The gore and destruction are exciting to behold, but insanely implausible. Shue, Brolin, and Bacon (scientists, not combat soldiers) battle inside an elevator shaft, an elevator rocketing past them, then plummeting back down, crashing against the walls, explosions shooting huge fireballs up the shaft…violence and mayhem as thrilling as in any James Bond film. And just as likely.
No, Hollow Man is not of Arthur C. Clarke. It’s not even Gattaca. It’s not really science fiction at all. It’s horror. As in Alien, The X-Files, and Frankenstein, the “science” is mere window-dressing. Bacon’s character is no scientist. He’s a mad scientist. One of horror’s progeny. One of ours.

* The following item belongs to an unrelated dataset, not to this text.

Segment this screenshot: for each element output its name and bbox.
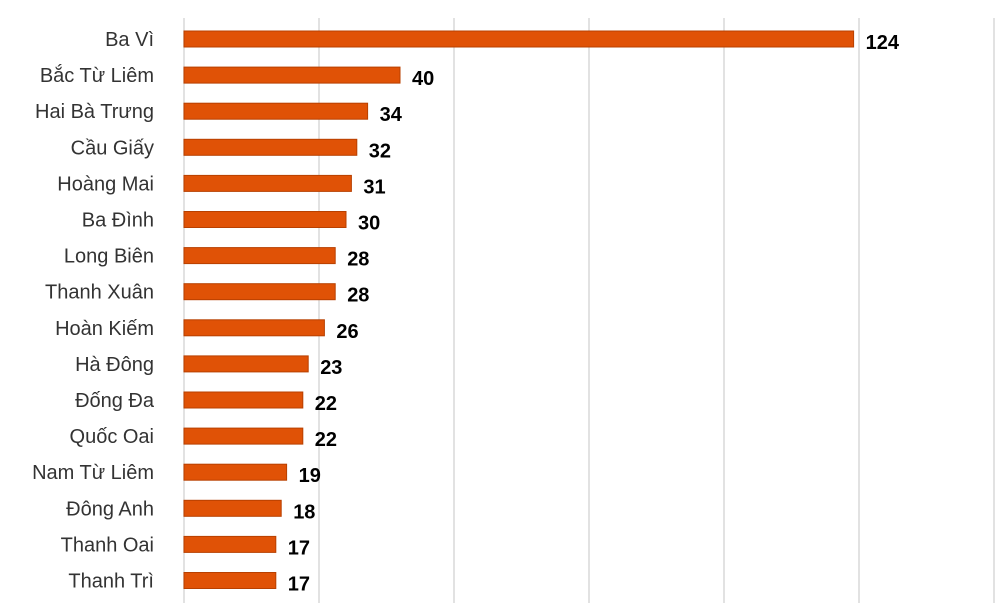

Hollywood likes young, attractive characters, thus, its sci-fi films normally feature brilliant, accomplished scientists too young to be so accomplished. Hollow Man follows that formula. Bacon and his team look like attractive Gen-Xers. In reality, both Bacon and Shue are nearly forty, but as neither looks it, the film (if not the story) capitalizes on their youth appeal.
Hollow Man is a stupid film. Really stupid. And long, running at nearly two hours. Much of its potential for suspense was wasted. So, too, was its potential to explore character, the extent to which self-identity stems from what we, and others, see of ourselves. Bacon could have made for an interesting mad scientist. Instead, watching the film, one often feels compelled to shout: “No way!” and “Get out!”
If you’re the sort who was satisfied with Twister because of its cool tornado effects, you’ll likely be satisfied with Hollow Man because of its cool invisibility effects. And once the novelty wears off, you’ll be treated to a generous and graphic body count, plus extensive scenes of laboratory destruction, and many explosions.